Aishwarya, See step 3 under “How to Run.” Was there anything there you needed clarifying? Regards, S.

Why “Obesity and Other Health are individually, not significant”? Their p-values are both less than 0.05, so they are significant without B-H corrections, right?

They are not significant when you compare them to the adjusted p-value in the final column. I added a clarification, I hope that helps :)

Hello,

How about when the false discovery rate is not defined as a percentage?

How about when it is defined as a number. For example the false positives

should not exceed 25. How do you calculate q or FDR?

Thanks

FDR is a proportion, so if it’s a number I would look at the total in your experiment.

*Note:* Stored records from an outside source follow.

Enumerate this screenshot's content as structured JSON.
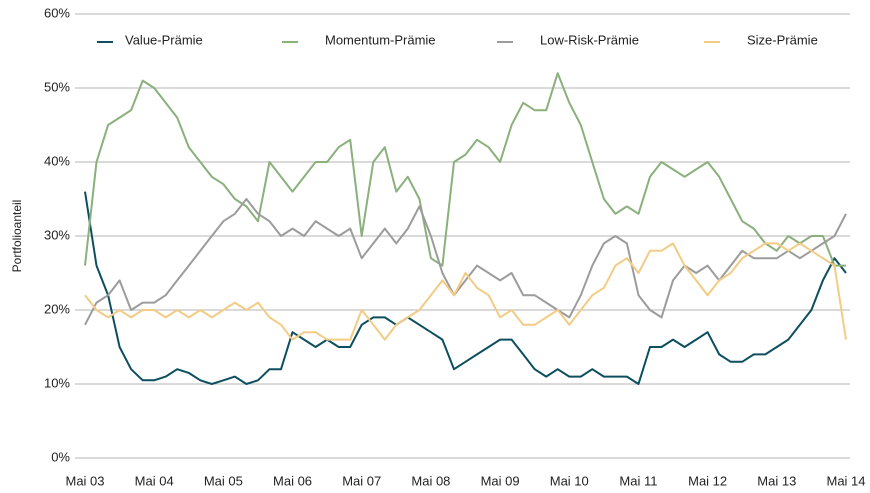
{
  "chart_data": {
    "type": "line",
    "ylabel": "Portfolioanteil",
    "categories": [
      "Mai 03",
      null,
      null,
      null,
      null,
      null,
      "Mai 04",
      null,
      null,
      null,
      null,
      null,
      "Mai 05",
      null,
      null,
      null,
      null,
      null,
      "Mai 06",
      null,
      null,
      null,
      null,
      null,
      "Mai 07",
      null,
      null,
      null,
      null,
      null,
      "Mai 08",
      null,
      null,
      null,
      null,
      null,
      "Mai 09",
      null,
      null,
      null,
      null,
      null,
      "Mai 10",
      null,
      null,
      null,
      null,
      null,
      "Mai 11",
      null,
      null,
      null,
      null,
      null,
      "Mai 12",
      null,
      null,
      null,
      null,
      null,
      "Mai 13",
      null,
      null,
      null,
      null,
      null,
      "Mai 14"
    ],
    "series": [
      {
        "name": "Value-Prämie",
        "color": "#0d4f5e",
        "values": [
          36,
          26,
          22,
          15,
          12,
          10.5,
          10.5,
          11,
          12,
          11.5,
          10.5,
          10,
          10.5,
          11,
          10,
          10.5,
          12,
          12,
          17,
          16,
          15,
          16,
          15,
          15,
          18,
          19,
          19,
          18,
          19,
          18,
          17,
          16,
          12,
          13,
          14,
          15,
          16,
          16,
          14,
          12,
          11,
          12,
          11,
          11,
          12,
          11,
          11,
          11,
          10,
          15,
          15,
          16,
          15,
          16,
          17,
          14,
          13,
          13,
          14,
          14,
          15,
          16,
          18,
          20,
          24,
          27,
          25
        ]
      },
      {
        "name": "Momentum-Prämie",
        "color": "#8ab07c",
        "values": [
          26,
          40,
          45,
          46,
          47,
          51,
          50,
          48,
          46,
          42,
          40,
          38,
          37,
          35,
          34,
          32,
          40,
          38,
          36,
          38,
          40,
          40,
          42,
          43,
          30,
          40,
          42,
          36,
          38,
          35,
          27,
          26,
          40,
          41,
          43,
          42,
          40,
          45,
          48,
          47,
          47,
          52,
          48,
          45,
          40,
          35,
          33,
          34,
          33,
          38,
          40,
          39,
          38,
          39,
          40,
          38,
          35,
          32,
          31,
          29,
          28,
          30,
          29,
          30,
          30,
          26,
          26
        ]
      },
      {
        "name": "Low-Risk-Prämie",
        "color": "#9c9c9c",
        "values": [
          18,
          21,
          22,
          24,
          20,
          21,
          21,
          22,
          24,
          26,
          28,
          30,
          32,
          33,
          35,
          33,
          32,
          30,
          31,
          30,
          32,
          31,
          30,
          31,
          27,
          29,
          31,
          29,
          31,
          34,
          30,
          25,
          22,
          24,
          26,
          25,
          24,
          25,
          22,
          22,
          21,
          20,
          19,
          22,
          26,
          29,
          30,
          29,
          22,
          20,
          19,
          24,
          26,
          25,
          26,
          24,
          26,
          28,
          27,
          27,
          27,
          28,
          27,
          28,
          29,
          30,
          33
        ]
      },
      {
        "name": "Size-Prämie",
        "color": "#f2cc84",
        "values": [
          22,
          20,
          19,
          20,
          19,
          20,
          20,
          19,
          20,
          19,
          20,
          19,
          20,
          21,
          20,
          21,
          19,
          18,
          16,
          17,
          17,
          16,
          16,
          16,
          20,
          18,
          16,
          18,
          19,
          20,
          22,
          24,
          22,
          25,
          23,
          22,
          19,
          20,
          18,
          18,
          19,
          20,
          18,
          20,
          22,
          23,
          26,
          27,
          25,
          28,
          28,
          29,
          26,
          24,
          22,
          24,
          25,
          27,
          28,
          29,
          29,
          28,
          29,
          28,
          27,
          26,
          16
        ]
      }
    ],
    "ylim": [
      0,
      60
    ],
    "yticks": [
      {
        "value": 0,
        "label": "0%"
      },
      {
        "value": 10,
        "label": "10%"
      },
      {
        "value": 20,
        "label": "20%"
      },
      {
        "value": 30,
        "label": "30%"
      },
      {
        "value": 40,
        "label": "40%"
      },
      {
        "value": 50,
        "label": "50%"
      },
      {
        "value": 60,
        "label": "60%"
      }
    ],
    "grid": true
  }
}
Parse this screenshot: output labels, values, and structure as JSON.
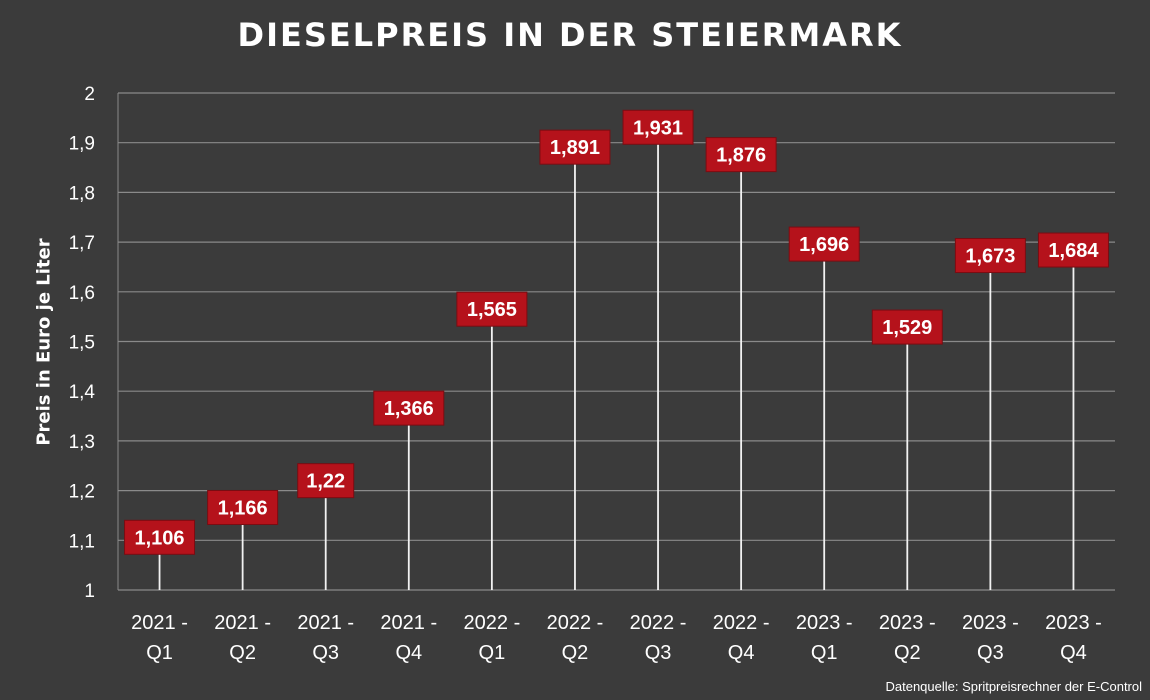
{
  "chart_data": {
    "type": "bar",
    "title": "DIESELPREIS IN DER STEIERMARK",
    "ylabel": "Preis in Euro je Liter",
    "xlabel": "",
    "categories": [
      [
        "2021 -",
        "Q1"
      ],
      [
        "2021 -",
        "Q2"
      ],
      [
        "2021 -",
        "Q3"
      ],
      [
        "2021 -",
        "Q4"
      ],
      [
        "2022 -",
        "Q1"
      ],
      [
        "2022 -",
        "Q2"
      ],
      [
        "2022 -",
        "Q3"
      ],
      [
        "2022 -",
        "Q4"
      ],
      [
        "2023 -",
        "Q1"
      ],
      [
        "2023 -",
        "Q2"
      ],
      [
        "2023 -",
        "Q3"
      ],
      [
        "2023 -",
        "Q4"
      ]
    ],
    "values": [
      1.106,
      1.166,
      1.22,
      1.366,
      1.565,
      1.891,
      1.931,
      1.876,
      1.696,
      1.529,
      1.673,
      1.684
    ],
    "data_labels": [
      "1,106",
      "1,166",
      "1,22",
      "1,366",
      "1,565",
      "1,891",
      "1,931",
      "1,876",
      "1,696",
      "1,529",
      "1,673",
      "1,684"
    ],
    "ylim": [
      1,
      2
    ],
    "yticks": [
      1,
      1.1,
      1.2,
      1.3,
      1.4,
      1.5,
      1.6,
      1.7,
      1.8,
      1.9,
      2
    ],
    "ytick_labels": [
      "1",
      "1,1",
      "1,2",
      "1,3",
      "1,4",
      "1,5",
      "1,6",
      "1,7",
      "1,8",
      "1,9",
      "2"
    ],
    "grid": true,
    "label_color": "#b5121b",
    "footnote": "Datenquelle: Spritpreisrechner der E-Control"
  }
}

For your example, it should be “25 out of something.”

Hi again, Thank you for taking the time to answer my question.

I had a suspicion that it could be like that.

So is it 25 out of the total number of tests?

Or 25 out of the total significant number of tests that we could get

if we have not applied this false discovery rate correction in the first place?

If it is the latter how can we know the number of significant tests beforehand, by seeing the raw p-value?

Sorry for asking tricky things.

25 out of the total number of tests

Thank you. it is a bit strange cause once I was told that the Q in the Benjamini-Hochberg formula is:

Q=1-p-value which I guess it is 99% if you choose a p-value of 0.01 or 95% if you choose a p-value 0.05. I think that I will go with your explanation :)

Hi Andale, I just tried to reproduce Column 4 of your figure based on the description provided. However, I’m getting these numbers instead:

0.031

0.063

0.094

0.125

0.156

0.188

0.219

0.250

Am i missing something?

Are you putting in 25 for the number of tests? I suspect, from your numbers, that you might be putting in 8 instead. Also, make sure you are multiplying by .25 (as in, 25%) and not just 25.